You can't help but fall in love with Luke Prescott.
He's the charming 17-year-old raised with his two older sisters by a Bohemian mom and a religious grandmother now spending a summer with the father he's never known.
Meg Howrey's "Blind Sight" chronicles that summer of discovery.
I generally am more drawn to female lead characters, but Luke got to me.
As he struggles to forge a relationship with his father, a successful television star, he's also trying to craft his admission essay for college. Turns out his father - and the readers - gets to know him through the series of stories he writes as possible essays.

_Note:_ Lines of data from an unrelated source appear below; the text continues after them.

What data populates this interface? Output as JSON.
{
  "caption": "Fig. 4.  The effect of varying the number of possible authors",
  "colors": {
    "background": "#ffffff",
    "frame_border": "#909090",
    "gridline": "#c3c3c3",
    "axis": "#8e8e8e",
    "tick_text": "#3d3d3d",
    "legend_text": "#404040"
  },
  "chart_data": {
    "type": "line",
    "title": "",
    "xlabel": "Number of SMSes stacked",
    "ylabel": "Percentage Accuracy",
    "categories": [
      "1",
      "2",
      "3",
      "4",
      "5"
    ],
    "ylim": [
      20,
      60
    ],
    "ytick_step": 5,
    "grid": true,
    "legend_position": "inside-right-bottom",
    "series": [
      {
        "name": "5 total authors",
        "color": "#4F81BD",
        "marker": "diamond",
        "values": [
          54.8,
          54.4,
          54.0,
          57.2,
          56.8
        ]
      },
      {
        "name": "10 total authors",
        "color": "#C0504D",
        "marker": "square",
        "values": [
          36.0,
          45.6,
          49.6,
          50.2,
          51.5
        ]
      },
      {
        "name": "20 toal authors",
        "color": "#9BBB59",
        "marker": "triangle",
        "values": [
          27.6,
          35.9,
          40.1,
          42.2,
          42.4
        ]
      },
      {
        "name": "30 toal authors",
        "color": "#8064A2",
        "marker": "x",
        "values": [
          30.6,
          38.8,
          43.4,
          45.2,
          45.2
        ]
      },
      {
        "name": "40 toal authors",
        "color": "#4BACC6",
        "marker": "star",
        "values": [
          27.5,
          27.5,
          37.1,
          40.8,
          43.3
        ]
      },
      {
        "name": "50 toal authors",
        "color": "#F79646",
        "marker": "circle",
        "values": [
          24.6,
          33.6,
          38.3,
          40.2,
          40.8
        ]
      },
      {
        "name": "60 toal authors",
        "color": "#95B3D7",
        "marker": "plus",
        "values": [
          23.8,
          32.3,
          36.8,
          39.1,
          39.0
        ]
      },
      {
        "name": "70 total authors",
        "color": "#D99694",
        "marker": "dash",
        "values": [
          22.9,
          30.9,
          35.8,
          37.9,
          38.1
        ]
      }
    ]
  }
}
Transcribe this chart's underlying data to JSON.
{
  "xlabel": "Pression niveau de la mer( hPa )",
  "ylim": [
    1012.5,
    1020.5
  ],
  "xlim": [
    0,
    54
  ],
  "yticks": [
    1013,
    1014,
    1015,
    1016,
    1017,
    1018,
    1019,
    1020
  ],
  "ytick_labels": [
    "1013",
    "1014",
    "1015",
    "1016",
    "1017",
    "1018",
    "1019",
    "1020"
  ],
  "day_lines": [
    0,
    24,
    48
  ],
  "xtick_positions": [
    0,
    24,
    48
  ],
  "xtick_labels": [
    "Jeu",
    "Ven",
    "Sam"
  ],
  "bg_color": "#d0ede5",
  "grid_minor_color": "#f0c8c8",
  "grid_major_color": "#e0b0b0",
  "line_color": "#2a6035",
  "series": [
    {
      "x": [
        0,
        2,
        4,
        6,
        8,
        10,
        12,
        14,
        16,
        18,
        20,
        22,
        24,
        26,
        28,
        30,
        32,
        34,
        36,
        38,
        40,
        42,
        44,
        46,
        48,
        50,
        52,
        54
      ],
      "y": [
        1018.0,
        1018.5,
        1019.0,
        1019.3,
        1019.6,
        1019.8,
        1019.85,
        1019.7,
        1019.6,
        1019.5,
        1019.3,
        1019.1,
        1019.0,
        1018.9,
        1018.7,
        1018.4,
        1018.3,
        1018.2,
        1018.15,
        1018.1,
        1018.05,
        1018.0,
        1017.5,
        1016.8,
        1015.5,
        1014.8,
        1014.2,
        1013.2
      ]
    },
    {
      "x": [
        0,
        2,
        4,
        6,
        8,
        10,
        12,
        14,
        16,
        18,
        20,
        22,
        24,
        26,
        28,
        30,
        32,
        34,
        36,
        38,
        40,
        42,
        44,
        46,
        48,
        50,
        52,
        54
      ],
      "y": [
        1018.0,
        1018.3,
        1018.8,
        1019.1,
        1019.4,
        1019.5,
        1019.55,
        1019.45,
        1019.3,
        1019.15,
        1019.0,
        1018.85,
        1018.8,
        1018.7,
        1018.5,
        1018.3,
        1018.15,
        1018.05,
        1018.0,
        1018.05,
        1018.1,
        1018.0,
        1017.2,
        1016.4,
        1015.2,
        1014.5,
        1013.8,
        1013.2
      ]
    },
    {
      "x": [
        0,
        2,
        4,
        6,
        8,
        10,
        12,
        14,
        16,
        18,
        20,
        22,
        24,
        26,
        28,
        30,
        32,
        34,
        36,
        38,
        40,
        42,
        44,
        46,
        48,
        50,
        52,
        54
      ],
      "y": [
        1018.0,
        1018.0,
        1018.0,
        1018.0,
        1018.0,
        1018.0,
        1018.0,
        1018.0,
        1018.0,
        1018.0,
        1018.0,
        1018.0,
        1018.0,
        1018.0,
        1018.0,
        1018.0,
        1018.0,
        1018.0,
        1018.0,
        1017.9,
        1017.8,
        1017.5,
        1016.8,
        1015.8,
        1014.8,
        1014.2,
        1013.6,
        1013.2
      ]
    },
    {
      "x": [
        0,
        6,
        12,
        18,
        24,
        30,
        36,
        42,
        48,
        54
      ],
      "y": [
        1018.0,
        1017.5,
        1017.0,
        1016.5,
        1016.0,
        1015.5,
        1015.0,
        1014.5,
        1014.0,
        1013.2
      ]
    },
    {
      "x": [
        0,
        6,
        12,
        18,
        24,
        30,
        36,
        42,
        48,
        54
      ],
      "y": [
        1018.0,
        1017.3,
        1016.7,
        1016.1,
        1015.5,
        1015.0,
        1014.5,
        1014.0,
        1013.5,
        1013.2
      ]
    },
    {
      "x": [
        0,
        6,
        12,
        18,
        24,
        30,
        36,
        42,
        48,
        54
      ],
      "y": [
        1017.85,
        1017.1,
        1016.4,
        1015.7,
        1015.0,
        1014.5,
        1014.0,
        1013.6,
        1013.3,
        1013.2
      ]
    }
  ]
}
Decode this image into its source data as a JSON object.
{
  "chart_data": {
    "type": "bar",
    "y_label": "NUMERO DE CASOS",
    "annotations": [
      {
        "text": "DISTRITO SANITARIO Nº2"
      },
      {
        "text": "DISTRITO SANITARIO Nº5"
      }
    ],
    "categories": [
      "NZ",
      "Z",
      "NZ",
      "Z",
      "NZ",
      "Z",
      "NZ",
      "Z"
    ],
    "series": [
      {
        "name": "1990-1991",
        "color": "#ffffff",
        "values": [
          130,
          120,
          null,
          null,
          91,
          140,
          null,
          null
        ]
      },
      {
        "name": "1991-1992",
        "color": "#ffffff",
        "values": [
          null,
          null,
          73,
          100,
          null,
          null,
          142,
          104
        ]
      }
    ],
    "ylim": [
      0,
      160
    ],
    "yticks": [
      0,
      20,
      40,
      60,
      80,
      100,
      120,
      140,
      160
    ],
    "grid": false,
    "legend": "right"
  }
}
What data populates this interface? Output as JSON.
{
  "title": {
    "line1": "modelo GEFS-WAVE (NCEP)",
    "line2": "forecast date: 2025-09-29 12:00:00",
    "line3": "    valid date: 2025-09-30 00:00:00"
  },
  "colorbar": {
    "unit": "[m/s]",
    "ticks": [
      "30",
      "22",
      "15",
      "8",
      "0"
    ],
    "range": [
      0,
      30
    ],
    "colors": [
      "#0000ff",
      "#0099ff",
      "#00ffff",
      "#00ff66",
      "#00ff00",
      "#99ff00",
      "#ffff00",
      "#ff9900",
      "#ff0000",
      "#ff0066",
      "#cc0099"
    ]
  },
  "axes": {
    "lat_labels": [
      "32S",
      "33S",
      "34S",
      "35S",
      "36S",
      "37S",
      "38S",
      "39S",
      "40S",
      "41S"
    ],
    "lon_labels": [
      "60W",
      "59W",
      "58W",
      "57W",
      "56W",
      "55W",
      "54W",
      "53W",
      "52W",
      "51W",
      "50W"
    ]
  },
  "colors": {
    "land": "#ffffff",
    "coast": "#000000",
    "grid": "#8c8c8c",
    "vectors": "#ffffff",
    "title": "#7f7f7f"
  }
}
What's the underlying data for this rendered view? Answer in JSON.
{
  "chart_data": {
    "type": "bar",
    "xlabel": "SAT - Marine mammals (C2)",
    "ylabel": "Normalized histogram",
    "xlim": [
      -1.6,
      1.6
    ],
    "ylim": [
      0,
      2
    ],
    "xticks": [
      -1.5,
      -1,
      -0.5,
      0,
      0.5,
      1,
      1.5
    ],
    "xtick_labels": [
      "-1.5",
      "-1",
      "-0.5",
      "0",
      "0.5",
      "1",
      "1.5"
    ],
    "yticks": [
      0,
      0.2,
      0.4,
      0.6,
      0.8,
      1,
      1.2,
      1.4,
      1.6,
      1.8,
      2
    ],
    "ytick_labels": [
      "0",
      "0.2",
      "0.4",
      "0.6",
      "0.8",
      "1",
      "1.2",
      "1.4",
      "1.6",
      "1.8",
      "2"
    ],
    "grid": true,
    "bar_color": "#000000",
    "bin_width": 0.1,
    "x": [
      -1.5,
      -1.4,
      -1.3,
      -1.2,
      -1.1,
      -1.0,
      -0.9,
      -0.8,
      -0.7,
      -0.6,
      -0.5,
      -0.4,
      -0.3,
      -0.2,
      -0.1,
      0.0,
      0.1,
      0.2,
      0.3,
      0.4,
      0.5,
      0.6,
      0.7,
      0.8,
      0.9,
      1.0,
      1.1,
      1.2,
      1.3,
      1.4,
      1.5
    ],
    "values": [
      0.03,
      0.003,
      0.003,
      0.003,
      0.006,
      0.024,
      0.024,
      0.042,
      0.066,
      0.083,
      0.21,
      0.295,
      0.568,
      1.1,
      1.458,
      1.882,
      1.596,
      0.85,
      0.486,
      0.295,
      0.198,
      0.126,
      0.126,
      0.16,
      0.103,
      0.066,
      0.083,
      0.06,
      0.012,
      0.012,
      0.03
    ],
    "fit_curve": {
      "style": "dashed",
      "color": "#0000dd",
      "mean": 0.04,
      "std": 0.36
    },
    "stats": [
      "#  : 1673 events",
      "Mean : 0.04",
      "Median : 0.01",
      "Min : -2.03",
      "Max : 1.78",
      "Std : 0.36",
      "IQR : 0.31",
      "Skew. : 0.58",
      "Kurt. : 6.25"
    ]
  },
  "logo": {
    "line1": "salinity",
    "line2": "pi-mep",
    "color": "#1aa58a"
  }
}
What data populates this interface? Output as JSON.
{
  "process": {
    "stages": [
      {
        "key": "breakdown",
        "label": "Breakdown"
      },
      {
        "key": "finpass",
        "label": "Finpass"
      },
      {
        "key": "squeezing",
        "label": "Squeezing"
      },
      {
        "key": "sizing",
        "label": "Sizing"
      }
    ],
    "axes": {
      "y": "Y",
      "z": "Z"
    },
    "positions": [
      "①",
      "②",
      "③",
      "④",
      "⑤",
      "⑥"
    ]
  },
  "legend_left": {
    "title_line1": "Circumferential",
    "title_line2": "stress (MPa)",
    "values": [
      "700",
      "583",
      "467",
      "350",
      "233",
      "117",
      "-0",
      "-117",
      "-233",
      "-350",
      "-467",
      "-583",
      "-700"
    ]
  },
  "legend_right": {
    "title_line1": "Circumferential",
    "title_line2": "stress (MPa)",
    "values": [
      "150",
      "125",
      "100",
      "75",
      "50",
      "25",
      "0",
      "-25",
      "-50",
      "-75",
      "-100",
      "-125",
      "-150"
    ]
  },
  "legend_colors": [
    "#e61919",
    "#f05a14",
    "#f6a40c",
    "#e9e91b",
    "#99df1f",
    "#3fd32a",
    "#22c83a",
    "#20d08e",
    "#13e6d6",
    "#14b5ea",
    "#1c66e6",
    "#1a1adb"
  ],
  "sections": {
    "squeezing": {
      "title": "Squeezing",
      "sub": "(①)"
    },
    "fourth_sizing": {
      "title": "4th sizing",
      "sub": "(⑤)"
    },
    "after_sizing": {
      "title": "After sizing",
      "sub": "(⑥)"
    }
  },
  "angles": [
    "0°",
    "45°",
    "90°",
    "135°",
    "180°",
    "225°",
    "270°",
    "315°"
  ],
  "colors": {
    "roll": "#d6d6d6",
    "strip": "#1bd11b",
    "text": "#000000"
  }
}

Those essays provide insight into Luke's thoughts on his relationships and his place in the world. Oh yeah, and they're at times touching, at times hysterical. I particularly enjoyed his tale of how he and his sisters acted out their grandfather's death at the hands of the Accordion Indians. (He died in Ecuador.)
One of the passages that  really stuck with me was this account of his first meeting with his father:
"We didn't fly into each other's arms or anything like that. We shook hands. I appreciated that, because I think it's better not to load a whole bunch of feelings on top of things. Like, you could have a bunch of feelings about my family history and say it's very meaningful, or you could say, "nope. Just random. Doesn't mean anything." You could say, "Oh, my long-long father, what an emotional moment," or you could say, "Okay, we are biologically related. Interesting." My point is that people act like their feelings are something they can't help, but that's not totally true. Every time you run something over in your head you are firing the same set of synapses into the brain. You can create an emotion, is what I'm saying. You have to be careful about that."
As someone who has spent a lot (too much) time running things over (and over and over and over)  in my head, I was nodding my head at Luke's assessment.
Howrey's characters don't sink into stereotype, yet seem familiar. Her pacing was swift, but not so fast I felt I was reading a script rather than a novel. And her plot contained twists and surprises, but remained true to the characters.
A most impressive debut.
- Tricia Ambrose

P.S. One hundred fifty years ago today at Fort Sumter, S.C., the Civil War began. A shout out to the late Irene Hunt, author of "Across Five Aprils." I still recall the year I found this gem under the Christmas tree, and it remains one of my favorite books about that war. Thumbs-up for another gift that year: "Johnny Tremain" by Esther Forbes. Hooked me on the Revolutionary War as well.